Объединенные осознанием своей зависимости, латиноамериканцы должны организационно объединиться для того, чтобы добиться независимости. Эту мысль высказывает Симон Боливар в своем "Письме с Ямайки", написанном-6 сентября 1815 г. в Кингстоне. Осознание своей зависимости естественным образом ведет к осознанию необходимости изменения данной ситуации, а овладев умами всех латиноамериканцев, оно приведет к их единению во имя достижения свободы. "Американцы в ныне существующей испанской системе,- говорится в "Письме",- действующей, возможно, более активно, чем когда бы то ни было, занимают место настоящих рабов, а в лучшем случае простых потребителей, но и здесь мы терпим уму непостижимые ограничения нашей деятельности. Нам, например, запрещено выращивать сельскохозяйственные культуры, производимые в Европе, изготовлять товары, относящиеся к монополии короны, строить фабрики, каких нет в самой Испании; нам не жалуют привилегий даже в торговле предметами первой необходимости, затруднено общение между американскими провинциями, дабы они не устанавливали никаких контактов, не имели общих интересов, не развивали бы торговлю". Иными словами, метрополия видела в своих американских колониях не более чем фактории, предмет эксплуатации. Это понятие включало в себя и местных жителей, какого бы происхождения они ни были: индейцев, метисов или креолов. Все эти люди, американцы, не могли что-либо сделать сами по себе, для самих себя ни в материальном, ни в моральном отношении: они выполняли роль рабов, обязанность которых состояла в том, чтобы заставить природу приносить плоды, необходимые их хозяевам. "Итак,- заключает Боливар,- хотите Вы знать, что остается на нашу долю? Производство индиго, зерновых, кофе, сахара, какао и хлопка; разведение скота на диких пастбищах, охота на хищников в девственных лесах, добыча золота в недрах земли, чтобы насыщать алчных испанцев. Мы находились в столь неблагоприятной ситуации, ничего похожего на которую нет и не было ни в одном цивилизованном обществе, если даже обратиться к прежним векам и к политическому положению любых других народов".

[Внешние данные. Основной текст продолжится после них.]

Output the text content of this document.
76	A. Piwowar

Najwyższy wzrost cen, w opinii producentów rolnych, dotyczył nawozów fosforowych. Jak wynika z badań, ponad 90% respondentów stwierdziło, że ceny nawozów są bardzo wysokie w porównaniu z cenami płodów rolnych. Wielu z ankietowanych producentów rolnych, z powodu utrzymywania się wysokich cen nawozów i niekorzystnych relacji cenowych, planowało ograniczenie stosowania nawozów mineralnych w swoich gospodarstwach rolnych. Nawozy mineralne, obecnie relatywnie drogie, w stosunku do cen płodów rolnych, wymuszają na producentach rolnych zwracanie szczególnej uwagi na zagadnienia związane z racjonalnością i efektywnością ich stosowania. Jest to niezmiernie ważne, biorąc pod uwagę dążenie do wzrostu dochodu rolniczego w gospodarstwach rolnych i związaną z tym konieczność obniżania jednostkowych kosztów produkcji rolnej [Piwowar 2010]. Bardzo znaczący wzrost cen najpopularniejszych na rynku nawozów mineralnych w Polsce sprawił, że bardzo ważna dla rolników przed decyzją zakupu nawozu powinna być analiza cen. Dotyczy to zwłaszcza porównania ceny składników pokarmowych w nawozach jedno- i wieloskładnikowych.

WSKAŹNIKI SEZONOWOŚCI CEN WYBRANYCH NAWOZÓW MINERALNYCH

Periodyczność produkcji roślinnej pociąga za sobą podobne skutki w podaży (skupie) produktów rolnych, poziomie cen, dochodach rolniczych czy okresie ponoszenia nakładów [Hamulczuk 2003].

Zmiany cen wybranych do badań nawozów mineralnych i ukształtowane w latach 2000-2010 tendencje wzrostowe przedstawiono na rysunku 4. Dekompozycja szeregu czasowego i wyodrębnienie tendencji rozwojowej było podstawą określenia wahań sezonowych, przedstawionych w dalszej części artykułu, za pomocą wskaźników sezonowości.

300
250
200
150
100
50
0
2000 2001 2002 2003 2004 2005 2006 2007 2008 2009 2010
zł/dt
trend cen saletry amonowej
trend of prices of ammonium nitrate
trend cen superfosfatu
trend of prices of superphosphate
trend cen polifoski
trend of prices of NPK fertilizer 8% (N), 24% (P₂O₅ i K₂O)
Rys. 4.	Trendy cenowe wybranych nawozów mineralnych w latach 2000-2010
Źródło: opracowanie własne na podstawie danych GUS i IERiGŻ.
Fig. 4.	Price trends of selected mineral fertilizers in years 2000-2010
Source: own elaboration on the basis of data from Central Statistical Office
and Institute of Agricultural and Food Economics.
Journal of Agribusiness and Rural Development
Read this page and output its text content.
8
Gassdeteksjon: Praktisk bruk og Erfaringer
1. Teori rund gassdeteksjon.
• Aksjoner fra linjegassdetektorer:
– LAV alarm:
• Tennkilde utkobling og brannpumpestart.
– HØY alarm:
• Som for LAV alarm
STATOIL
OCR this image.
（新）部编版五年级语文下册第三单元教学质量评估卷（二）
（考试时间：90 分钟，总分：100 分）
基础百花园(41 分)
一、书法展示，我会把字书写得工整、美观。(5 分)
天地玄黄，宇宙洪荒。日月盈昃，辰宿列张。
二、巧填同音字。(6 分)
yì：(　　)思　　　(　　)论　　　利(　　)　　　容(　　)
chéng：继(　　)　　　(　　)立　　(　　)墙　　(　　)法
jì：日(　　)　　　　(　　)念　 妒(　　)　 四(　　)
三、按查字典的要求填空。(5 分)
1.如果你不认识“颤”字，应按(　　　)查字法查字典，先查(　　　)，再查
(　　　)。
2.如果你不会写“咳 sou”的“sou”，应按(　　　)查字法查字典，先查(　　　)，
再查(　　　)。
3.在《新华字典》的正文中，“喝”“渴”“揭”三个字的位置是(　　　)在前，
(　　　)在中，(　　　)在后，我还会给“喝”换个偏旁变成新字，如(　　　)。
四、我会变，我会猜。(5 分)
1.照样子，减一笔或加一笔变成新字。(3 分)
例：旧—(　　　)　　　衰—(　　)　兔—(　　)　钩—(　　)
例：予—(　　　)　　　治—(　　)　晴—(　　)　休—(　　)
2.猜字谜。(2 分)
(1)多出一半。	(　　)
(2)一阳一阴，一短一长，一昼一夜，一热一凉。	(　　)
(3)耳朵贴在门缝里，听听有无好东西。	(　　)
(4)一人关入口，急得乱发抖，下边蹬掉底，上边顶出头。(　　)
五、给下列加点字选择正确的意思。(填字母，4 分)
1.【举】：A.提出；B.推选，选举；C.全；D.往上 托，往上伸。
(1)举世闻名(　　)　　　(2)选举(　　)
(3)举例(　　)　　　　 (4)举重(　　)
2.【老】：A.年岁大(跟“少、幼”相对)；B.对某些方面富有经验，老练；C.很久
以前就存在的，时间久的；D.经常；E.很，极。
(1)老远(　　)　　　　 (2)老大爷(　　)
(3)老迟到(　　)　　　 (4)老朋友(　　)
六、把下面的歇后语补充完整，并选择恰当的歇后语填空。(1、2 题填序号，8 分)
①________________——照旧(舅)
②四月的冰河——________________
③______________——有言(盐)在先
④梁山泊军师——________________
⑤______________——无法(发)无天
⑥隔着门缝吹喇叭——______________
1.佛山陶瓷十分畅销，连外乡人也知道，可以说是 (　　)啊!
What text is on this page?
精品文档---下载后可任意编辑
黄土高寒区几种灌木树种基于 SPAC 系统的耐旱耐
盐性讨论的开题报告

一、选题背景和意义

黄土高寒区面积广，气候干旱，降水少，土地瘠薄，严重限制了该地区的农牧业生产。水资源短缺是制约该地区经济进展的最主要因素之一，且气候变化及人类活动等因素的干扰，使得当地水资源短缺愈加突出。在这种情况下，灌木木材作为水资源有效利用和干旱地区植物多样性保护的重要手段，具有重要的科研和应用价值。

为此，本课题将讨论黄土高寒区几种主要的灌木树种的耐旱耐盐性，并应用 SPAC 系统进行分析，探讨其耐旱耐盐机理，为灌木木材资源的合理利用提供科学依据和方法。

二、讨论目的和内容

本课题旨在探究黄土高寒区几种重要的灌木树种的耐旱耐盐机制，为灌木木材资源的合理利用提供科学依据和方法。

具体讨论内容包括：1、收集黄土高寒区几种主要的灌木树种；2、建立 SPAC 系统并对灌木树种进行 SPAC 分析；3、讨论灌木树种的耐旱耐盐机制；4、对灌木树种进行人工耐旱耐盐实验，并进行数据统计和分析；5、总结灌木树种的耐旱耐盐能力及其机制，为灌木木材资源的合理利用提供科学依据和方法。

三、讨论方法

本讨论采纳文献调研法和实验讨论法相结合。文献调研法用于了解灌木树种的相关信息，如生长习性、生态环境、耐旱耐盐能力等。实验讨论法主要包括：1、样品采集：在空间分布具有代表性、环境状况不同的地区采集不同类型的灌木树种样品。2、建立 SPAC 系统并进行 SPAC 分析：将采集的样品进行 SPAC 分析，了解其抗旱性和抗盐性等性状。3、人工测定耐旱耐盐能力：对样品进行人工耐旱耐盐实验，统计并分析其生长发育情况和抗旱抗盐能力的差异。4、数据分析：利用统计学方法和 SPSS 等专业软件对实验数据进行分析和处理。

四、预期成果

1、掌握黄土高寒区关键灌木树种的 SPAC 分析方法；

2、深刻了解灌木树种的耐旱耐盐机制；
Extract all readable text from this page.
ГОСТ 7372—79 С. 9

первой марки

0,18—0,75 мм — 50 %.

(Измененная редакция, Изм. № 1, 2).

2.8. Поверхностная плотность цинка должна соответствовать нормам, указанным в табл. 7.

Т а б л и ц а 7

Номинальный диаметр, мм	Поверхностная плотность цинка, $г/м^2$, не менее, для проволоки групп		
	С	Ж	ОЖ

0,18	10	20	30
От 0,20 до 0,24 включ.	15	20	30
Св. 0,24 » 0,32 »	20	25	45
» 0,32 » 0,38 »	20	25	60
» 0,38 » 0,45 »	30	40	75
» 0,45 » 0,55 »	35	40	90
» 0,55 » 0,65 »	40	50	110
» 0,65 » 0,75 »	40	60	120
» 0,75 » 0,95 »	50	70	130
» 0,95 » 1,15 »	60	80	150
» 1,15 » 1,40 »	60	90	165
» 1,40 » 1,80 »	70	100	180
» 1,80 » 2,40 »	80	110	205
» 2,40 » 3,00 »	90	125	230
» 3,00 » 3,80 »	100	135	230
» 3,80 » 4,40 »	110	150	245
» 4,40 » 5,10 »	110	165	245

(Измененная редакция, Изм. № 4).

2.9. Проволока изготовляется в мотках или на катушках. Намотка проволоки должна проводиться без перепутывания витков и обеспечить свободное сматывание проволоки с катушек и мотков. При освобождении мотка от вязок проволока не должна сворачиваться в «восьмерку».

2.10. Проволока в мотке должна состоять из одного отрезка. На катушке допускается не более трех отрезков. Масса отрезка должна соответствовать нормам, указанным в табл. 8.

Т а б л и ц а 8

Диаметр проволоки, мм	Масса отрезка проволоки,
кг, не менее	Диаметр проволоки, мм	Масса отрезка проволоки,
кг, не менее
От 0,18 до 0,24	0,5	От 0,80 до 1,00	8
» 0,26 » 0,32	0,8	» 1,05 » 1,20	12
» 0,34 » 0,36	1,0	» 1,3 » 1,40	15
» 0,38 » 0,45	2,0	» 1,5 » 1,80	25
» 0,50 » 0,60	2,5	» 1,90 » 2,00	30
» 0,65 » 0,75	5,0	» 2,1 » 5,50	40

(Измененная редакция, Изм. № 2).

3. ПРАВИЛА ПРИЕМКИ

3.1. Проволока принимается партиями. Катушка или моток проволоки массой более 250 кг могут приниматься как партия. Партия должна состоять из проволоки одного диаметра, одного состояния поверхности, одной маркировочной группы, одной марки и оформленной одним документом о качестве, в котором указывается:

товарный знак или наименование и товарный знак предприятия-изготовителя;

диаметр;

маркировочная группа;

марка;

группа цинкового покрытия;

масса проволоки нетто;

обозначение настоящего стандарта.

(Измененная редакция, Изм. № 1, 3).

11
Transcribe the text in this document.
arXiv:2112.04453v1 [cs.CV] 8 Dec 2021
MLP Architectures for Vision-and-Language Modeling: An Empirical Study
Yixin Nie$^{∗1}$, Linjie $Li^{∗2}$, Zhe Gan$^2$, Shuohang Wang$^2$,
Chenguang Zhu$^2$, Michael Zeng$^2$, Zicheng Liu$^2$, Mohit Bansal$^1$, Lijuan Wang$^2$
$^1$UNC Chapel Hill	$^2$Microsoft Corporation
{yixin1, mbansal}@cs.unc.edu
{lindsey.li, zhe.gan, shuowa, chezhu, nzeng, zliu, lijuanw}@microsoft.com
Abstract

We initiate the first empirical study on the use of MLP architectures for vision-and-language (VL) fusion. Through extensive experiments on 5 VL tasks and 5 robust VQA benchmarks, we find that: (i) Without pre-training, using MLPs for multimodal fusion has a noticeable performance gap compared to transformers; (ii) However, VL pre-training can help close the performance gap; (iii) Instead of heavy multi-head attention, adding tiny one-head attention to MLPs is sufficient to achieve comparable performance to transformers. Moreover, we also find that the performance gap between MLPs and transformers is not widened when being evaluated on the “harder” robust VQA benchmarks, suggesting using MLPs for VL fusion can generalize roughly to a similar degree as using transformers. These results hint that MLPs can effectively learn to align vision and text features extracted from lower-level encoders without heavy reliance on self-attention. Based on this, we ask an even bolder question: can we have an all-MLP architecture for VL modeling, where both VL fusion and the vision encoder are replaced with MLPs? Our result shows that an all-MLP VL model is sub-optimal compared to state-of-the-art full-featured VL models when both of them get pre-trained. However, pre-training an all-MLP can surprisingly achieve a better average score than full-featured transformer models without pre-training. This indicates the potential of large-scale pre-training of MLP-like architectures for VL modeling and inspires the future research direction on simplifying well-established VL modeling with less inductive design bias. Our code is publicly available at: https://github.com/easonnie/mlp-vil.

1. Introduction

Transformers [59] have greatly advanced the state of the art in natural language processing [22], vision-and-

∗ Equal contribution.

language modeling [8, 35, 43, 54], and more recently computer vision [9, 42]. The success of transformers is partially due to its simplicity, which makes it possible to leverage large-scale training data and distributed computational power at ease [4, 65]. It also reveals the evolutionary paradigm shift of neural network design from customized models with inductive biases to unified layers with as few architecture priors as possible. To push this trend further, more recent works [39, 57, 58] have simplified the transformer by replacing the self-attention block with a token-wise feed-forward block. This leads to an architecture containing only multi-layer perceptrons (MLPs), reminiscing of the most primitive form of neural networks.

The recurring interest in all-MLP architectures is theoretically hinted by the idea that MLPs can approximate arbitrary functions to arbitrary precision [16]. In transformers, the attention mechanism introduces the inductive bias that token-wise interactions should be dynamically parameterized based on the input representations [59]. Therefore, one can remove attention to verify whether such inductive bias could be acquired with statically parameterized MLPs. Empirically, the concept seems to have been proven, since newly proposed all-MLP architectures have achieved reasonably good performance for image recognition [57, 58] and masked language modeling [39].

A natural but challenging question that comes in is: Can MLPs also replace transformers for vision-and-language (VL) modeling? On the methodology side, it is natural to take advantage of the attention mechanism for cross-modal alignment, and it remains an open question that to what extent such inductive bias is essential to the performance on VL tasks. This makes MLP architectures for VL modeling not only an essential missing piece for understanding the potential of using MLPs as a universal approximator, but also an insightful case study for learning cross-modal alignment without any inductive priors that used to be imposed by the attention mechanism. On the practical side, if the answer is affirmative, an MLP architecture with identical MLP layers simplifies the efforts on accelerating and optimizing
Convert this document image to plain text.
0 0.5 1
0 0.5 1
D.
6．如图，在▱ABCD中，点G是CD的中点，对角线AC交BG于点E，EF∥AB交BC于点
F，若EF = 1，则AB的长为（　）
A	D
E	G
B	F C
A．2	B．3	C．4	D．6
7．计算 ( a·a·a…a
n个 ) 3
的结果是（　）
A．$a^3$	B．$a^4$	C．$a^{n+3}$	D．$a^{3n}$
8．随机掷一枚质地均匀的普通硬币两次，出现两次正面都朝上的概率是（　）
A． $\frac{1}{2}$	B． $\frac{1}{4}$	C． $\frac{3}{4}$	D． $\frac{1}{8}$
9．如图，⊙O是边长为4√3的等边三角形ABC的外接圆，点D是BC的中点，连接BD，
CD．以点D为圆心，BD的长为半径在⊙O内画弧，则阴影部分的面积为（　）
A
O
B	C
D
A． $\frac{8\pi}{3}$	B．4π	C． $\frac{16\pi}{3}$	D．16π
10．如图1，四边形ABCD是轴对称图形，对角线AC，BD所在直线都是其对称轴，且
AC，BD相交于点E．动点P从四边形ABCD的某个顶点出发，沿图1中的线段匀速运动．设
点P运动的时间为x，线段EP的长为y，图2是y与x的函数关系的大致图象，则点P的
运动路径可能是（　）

Те, кто самой природой были предназначены для рабского труда, получали и соответствующее воспитание. Если их в чем и наставляли, то только не в том, что могло бы послужить их личной пользе. Их обучали повиноваться или получать приказания. "Наше прошлое было столь неприглядным, что я не могу найти ничего подобного ни в одном из цивилизованных обществ". Вся история человечества не знала ничего подобного тому, что происходило с людьми, рожденными в нашей Америке - этой богатой стране, населенной людьми, которые могли бы обратить ее природные богатства на благо себе самим, хозяевам этой земли. "Можно ли терпеть, чтобы страна, созданная на счастье человечества, обширная, богатая и многолюдная, оставалась бы абсолютно бездеятельной? Разве это не грубое насилие над правами человеческими?" - восклицает Боливар. Оклеветанная бюффонами и депаувами с целью оправдания новых форм эксплуатации, наша Америка оставалась богатой как природными сокровищами, так и людьми, способными добыть эти сокровища. Но нашлись ученые - среди них Александр Гумбольдт,- сумевшие доказать и наличие в Америке ее богатств, и способность американцев их использовать.
Почему же тогда этого не произошло? Да потому, что единственное, что умели делать американцы,- это повиноваться. Они не были научены удовлетворять свои потребности, служить самим себе. Их готовили только к тому, чтобы служить своим господам и хозяевам. Боливар так говорил об этом: "Мы, как я показал выше, изолированы или, лучше сказать, отстранены от мирового опыта, приобретавшегося странами в науке администрирования и государственного управления. Мы никогда не были ни вице-королями, ни губернаторами, разве что в исключительных случаях; очень редко бывали архиепископами или епископами; никогда не были дипломатами; случалось, что были военными, но всегда на положении подчиненных; из нас выходили дворяне, но они не имели никаких привилегий, пожалованных королем, и, наконец, среди нас не найти ни магистратов, ни финансистов, за исключением некоторого числа коммерсантов. Все это было прямой дискриминацией наших институтов"*.
* (Боливар С. Ответ одного южноамериканца - кабальеро этого острова.- В:БоливарС. Цит. соч., с. 56.)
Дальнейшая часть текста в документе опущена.